The Unexpected Strategy of God

Notes for Oct. 1, 2017
Romans 12:3-21

Biblical Background

  • Paranesis: A Greek writing technique, the “paranesis is a string of moral exhortations strung together. They don’t need to follow one particular theme yet they all follow the same core principles. Paul uses this ancient stylistic technique to make his points.

  • Honor: In Roman culture, your personal honor was paramount and so you did all that you could to protect and defend it. In this case, Paul is saying that rather than be concerned about your personal honor, instead seek to honor others. Thus the eyes are taken off of self and put on others.

  • Contribute to the needs of the saints: The idea of caring for the poor and needy is a Judeo-Christian concept – coming out of the Old Testament and one that Christ taught. The pagan religions were not concerned about the poor or needy as they had brought it upon themselves or the gods had cursed them. Thus, true humanitarianism actually comes out of the Christian worldview – it was Christians who opened the first orphanages, hospitals, schools, etc… and is one of the reasons the West which was influenced by this worldview developed so many humanitarian organizations.

  • Verse 14 and the Sermon on the Mount: Paul is repeating some of the teaching of Jesus as found in the Sermon in the Mount in this passage. This shows where Paul received his instruction.

  • Weeping: In Jewish culture, when someone died there was public weeping in sorrow. Thus, it was important to express one’s sorrow through tears in public. Jesus called us to come alongside people who are suffering and share in their sorrow – a sign that you truly care.

  • Humility: Humility was not a Greek virtue, but was emphasized in Judaism. Christian writers, including Paul in Philippians 2 use this attribute to summarize the character of Jesus Christ.

  • Not repaying evil with evil: Again we have Paul quoting from Jesus. This approach was and is still counter-culture in confronting evil behavior.

  • Vengeance is Mine, says the Lord: Paul quotes from Deuteronomy 32:35. Some stoic philosophers opposed vengeance since they believed “fate” would take care of things.

Discussion Questions

  1. How does Paul in these verses describe his main point in Romans 12:1-2?
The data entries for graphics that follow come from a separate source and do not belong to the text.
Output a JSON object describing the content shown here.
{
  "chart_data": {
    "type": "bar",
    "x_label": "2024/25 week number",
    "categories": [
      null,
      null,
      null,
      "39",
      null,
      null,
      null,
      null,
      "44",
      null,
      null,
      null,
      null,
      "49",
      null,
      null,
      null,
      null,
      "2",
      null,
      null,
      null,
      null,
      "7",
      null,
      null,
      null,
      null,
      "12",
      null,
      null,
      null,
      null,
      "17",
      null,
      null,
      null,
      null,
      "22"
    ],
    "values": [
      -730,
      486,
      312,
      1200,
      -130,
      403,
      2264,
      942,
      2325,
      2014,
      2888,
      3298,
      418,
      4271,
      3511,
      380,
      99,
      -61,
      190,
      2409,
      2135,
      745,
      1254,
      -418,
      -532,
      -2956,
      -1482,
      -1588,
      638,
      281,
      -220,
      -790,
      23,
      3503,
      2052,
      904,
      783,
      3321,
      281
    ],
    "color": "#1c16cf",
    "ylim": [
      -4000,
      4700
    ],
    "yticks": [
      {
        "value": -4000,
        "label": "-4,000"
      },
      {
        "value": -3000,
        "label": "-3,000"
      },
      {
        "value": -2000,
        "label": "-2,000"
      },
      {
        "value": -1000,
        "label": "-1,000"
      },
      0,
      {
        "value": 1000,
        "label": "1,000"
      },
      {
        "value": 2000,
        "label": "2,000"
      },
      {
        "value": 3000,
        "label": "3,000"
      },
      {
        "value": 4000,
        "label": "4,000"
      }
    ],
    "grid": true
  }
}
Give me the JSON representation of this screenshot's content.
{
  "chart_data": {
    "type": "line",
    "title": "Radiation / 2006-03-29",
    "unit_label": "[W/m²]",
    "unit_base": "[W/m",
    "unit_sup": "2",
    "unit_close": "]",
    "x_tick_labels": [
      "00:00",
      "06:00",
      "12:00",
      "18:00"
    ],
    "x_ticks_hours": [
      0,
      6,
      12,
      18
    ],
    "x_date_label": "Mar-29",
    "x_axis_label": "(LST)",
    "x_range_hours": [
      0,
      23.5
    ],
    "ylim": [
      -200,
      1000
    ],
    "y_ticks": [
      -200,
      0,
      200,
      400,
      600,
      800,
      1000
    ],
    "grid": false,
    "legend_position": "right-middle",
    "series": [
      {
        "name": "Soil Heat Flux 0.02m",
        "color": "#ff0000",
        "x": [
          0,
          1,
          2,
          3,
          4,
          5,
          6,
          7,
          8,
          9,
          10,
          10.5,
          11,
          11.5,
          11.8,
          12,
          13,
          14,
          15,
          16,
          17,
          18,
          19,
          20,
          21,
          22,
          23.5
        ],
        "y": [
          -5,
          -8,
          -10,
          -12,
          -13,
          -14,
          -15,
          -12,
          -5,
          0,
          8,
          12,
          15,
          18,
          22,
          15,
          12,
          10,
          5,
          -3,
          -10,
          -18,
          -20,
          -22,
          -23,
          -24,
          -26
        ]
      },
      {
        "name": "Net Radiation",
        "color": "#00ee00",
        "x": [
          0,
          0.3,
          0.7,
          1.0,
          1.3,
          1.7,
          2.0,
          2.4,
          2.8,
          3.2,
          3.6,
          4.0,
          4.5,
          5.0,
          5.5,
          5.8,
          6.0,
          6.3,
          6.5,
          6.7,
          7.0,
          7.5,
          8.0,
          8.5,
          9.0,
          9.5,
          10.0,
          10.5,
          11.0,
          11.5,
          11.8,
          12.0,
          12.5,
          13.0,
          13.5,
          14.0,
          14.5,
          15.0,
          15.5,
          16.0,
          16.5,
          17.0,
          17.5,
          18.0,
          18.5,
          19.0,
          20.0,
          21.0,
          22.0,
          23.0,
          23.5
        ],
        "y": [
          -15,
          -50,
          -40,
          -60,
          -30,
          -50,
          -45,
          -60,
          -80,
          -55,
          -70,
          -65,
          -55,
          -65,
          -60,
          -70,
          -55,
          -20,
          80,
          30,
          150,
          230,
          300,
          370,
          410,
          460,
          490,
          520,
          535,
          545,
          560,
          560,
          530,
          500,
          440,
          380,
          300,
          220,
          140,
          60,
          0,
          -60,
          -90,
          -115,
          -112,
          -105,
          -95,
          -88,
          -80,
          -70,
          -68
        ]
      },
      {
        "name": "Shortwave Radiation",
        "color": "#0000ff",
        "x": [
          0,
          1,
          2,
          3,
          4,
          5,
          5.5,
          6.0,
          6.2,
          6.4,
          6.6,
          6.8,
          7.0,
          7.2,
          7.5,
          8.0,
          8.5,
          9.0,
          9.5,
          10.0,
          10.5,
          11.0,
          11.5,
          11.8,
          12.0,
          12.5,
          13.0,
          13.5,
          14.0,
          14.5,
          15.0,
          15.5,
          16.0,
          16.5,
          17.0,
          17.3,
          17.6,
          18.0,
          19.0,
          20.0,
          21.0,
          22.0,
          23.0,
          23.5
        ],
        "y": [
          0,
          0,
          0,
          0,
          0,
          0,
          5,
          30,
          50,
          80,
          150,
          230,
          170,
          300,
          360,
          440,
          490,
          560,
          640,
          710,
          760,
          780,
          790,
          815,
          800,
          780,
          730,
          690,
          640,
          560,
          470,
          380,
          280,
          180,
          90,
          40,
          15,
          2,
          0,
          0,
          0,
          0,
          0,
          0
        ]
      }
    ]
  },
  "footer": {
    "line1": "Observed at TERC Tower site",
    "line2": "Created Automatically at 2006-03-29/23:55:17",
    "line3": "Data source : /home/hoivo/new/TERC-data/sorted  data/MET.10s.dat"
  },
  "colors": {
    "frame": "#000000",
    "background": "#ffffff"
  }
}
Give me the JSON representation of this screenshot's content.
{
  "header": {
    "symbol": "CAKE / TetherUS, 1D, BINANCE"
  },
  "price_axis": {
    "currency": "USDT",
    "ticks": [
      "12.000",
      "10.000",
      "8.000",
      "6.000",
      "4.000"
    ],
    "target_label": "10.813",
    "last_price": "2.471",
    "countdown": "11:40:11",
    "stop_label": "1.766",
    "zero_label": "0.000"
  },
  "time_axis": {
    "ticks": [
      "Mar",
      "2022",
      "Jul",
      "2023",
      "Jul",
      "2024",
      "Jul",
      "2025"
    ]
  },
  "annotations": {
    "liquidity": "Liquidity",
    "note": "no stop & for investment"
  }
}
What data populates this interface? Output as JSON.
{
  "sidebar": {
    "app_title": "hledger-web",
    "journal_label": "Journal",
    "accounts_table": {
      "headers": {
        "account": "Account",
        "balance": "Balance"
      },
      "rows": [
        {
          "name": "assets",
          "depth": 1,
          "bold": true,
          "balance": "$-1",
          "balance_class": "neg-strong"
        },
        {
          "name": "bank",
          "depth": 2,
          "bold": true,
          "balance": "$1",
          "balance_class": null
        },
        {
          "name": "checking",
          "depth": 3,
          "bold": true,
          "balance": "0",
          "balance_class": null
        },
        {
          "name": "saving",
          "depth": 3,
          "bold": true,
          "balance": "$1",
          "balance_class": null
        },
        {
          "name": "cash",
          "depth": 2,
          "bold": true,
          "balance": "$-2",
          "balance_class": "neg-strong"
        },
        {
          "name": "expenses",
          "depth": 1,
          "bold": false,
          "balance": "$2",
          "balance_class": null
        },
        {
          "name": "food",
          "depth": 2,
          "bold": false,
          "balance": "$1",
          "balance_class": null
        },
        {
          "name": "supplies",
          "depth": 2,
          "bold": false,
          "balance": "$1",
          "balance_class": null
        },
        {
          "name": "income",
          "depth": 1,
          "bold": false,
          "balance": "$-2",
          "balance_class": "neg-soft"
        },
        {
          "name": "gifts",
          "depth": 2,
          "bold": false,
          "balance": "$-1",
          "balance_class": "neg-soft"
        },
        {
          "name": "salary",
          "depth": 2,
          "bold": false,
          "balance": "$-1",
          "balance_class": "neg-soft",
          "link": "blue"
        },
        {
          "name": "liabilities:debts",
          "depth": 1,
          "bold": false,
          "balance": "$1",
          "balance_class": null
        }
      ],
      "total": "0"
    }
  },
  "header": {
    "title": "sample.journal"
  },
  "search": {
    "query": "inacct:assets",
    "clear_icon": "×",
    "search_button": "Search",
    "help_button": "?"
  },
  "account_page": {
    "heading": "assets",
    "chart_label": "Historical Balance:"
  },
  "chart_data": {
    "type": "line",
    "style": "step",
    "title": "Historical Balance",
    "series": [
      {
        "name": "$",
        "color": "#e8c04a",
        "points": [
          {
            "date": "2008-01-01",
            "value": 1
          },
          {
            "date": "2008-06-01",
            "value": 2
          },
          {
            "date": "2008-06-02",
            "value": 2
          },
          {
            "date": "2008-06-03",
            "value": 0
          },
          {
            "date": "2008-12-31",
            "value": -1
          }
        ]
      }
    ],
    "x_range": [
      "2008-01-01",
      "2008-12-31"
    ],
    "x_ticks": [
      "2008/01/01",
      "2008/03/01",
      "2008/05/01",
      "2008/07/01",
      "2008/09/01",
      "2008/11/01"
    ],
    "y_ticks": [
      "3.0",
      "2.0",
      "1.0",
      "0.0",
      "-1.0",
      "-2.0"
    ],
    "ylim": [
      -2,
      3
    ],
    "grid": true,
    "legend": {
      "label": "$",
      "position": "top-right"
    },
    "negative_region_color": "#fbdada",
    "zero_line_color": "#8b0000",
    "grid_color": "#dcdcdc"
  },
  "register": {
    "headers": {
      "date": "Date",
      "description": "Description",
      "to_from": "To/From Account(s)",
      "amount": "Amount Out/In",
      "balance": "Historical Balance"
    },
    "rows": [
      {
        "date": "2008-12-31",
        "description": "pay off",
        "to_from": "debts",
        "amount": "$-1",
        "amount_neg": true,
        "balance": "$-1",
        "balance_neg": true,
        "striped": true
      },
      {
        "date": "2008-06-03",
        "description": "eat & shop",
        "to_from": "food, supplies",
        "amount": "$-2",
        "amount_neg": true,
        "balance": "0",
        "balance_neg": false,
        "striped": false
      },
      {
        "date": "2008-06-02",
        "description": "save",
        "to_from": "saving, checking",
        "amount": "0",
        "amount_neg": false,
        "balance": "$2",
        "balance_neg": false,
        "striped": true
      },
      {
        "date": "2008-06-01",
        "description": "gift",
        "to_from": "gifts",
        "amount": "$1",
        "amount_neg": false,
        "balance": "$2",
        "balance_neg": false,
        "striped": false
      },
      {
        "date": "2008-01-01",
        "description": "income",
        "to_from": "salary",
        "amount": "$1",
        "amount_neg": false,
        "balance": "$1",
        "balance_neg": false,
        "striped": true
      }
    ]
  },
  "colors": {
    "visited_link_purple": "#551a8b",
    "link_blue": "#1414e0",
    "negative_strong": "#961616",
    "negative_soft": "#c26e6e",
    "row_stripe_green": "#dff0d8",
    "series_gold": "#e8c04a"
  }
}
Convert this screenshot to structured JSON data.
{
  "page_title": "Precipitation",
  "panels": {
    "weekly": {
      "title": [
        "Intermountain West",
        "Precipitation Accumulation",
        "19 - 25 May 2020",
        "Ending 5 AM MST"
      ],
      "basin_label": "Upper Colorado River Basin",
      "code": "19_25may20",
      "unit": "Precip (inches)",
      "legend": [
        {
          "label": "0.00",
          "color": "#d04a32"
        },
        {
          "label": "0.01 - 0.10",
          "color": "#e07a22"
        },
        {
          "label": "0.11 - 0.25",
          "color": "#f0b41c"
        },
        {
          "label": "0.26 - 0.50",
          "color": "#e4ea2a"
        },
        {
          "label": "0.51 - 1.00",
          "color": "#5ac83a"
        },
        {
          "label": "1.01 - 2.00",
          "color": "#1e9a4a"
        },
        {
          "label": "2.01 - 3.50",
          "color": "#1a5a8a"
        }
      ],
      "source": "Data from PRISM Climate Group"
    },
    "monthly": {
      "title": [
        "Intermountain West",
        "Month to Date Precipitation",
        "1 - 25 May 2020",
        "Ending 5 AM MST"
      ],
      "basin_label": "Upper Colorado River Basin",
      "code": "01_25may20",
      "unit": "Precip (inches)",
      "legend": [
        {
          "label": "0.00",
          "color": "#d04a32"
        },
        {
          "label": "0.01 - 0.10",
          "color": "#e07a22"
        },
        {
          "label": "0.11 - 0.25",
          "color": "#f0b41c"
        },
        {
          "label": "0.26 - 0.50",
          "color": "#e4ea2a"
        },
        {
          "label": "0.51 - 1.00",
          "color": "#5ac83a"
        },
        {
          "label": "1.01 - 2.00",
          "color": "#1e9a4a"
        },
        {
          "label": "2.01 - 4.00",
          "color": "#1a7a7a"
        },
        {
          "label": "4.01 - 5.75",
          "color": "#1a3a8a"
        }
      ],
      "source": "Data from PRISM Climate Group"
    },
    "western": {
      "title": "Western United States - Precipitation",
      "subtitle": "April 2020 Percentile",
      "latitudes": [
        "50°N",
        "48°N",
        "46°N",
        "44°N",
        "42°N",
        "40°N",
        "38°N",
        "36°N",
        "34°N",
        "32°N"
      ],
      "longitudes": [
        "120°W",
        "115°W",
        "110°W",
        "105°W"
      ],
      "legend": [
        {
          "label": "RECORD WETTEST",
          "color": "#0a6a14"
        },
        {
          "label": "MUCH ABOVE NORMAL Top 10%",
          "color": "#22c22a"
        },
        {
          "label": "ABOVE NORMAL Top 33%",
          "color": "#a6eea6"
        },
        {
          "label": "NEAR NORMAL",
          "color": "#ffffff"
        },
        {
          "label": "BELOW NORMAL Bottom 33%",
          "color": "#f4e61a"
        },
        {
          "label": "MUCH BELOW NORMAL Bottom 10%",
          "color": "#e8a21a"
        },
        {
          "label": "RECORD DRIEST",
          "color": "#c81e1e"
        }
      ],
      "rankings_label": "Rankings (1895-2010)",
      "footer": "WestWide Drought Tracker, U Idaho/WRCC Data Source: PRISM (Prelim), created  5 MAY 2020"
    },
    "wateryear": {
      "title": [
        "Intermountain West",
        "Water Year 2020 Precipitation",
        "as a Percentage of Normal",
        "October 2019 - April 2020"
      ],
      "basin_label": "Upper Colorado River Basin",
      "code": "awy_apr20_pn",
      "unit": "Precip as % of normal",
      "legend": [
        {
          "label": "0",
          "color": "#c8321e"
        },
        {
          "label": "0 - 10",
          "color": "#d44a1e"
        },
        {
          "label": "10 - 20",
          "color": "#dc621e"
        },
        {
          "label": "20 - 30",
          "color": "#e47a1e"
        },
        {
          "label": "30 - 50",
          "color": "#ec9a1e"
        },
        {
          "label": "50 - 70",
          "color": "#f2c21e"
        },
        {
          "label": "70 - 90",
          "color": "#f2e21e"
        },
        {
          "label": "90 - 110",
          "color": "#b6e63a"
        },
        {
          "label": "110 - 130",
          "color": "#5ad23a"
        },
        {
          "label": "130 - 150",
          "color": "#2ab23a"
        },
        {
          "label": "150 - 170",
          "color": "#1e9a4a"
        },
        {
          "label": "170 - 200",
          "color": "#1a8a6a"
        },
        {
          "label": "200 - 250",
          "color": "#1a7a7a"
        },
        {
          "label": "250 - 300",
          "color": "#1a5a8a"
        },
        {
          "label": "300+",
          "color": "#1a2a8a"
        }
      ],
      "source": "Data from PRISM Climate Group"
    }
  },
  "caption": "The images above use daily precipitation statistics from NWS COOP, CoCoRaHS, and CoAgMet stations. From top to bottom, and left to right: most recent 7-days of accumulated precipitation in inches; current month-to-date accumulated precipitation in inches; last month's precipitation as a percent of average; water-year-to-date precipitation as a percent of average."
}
  2. What does sincere love look like? Describe

  3. How do we “hate” evil?

  4. Does God hate evil? If so, how does He hate evil?

  5. What does it mean to “cling” to what is good? How can we practice clinging on to good? What causes us to lose our grip on good things?

  6. How can we have godly relationships with one another?

  7. What relational disciplines can we try this week to better love one another?

  8. How can we show others honor? Describe

  9. How can we share with others in new ways?

  10. How can we be hospitable to others? Even if we don’t have a place to invite people to?

  11. How can we live by the principles of Jesus found in the Sermon on the Mount and repeated here by Paul?

  12. How do we let go and trust God to take care of vengeance – giving evil people their just desserts?

  13. How are we to treat our enemies? Give some practical examples from the realm of politics? Sports? War? Relationships?

  14. How can you more effectively love your family, friends, colleagues and strangers this week?

  15. Do you have any grudges against anyone? If so, how are you going to begin treating them like a friend rather than an enemy?

  16. Which of these commands are the most difficult for you? The easiest?